Lemma: If a number $A$ has $n$ digits, then for $m > n$, the number $A(10^m - 1)$ has a run of $m-n$ nines, namely in the positions having place value $10^n$ to $10^{m-1}$.

The proof is simple: $A(10^m - 1) = A(10^m) - A$, and the subtraction looks like
  abc...xyz000...000000...000
-                   abc...xyz
  ---------------------------
  abc...xyZ999...999jkl...pqr

Or to write it formally, observe that 
$$A(10^m-1) = B 10^n + (10^n - A)$$
where
$$B = (A-1)10^{m-n} + (10^{m-n} - 1),$$
so the digits in places $n$ to $m-1$ (counting from the right, starting with $0$) of $A(10^m - 1)$ are the last $m-n$ digits of $B$, which form the number $10^{m-n} - 1$ which is a string of $m-n$ nines.

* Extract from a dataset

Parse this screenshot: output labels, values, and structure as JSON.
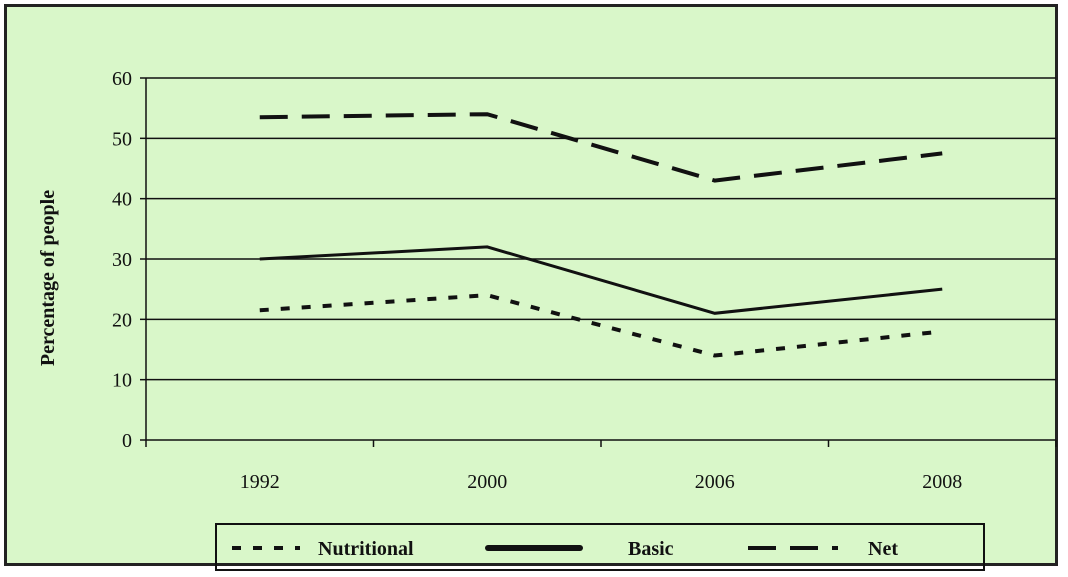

Now of course for the sum $S$ of this problem, if we write down all $N$ numbers one below the other and let $C$ be the sum of the digits in a single column, then (as both you and Ross's answer calculated), we have
$$S = C(1 + 10 + 10^2 + \dots + 10^{44}) = C\left(\frac{10^{45} - 1}{10 - 1}\right),$$
$$C = N\left(\frac{1^2 + 2^2 + \dots + 9^2}{1 + 2 + \dots + 9}\right),$$
$$N = {45 \choose 1, 2, \cdots, 9} = \frac{45!}{1!2!\cdots9!}.$$
Doing the calculations gives $C = 412880036400055378971762923577600000$, which ends in five zeroes (and is divisible by $9$ -- both facts you can prove by looking at powers of $3$, $2$ and $5$ in the expression for $N$), so with $A = C/(9 \times 10^5)$ we have 
$$S = C\left(\frac{10^{45} - 1}{9}\right) = A(10^{45}-1) \times 10^{5},$$
and as $A$ is a $30$-digit number, this means that $N$ has a run of nines from position $30+5$ to position $45-1+5$, which is precisely what is observed.
A: Not a generating function approach, but I would just calculate how many numbers there are.  The digits will appear in their proper proportion ($\frac 1{45} 1's, \dots \frac 9{45} 9's$), so if there are $N$ numbers the sum will be $\frac N{45}(1^2+2^2+\dots 9^2)(\frac {10^{45}-1}9)$ where the last factor is the number with $45\ 1's$  
To evaluate $N$, we can choose where the $9's$ go in $45 \choose 9$ ways, where the $8's$ then go in $36 \choose 8$ ways and so on.  So we have $N={45 \choose 9}{36 \choose 8}{28 \choose 7}\dots {1 \choose 1}$ and the total sum is$$\frac 1{45}{45 \choose 9}{36 \choose 8}{28 \choose 7}\dots {1 \choose 1}\frac {9\cdot 10\cdot 19}6(\frac {10^{45}-1}9)=\\\frac 1{45}\cdot  65191584694745586153436251091200000\cdot 285(\frac {10^{45}-1}9)=\\45875559600006153219084769286399999999999999954124440399993846780915230713600000$$  This is not going to give a nice explanation of the run of nines.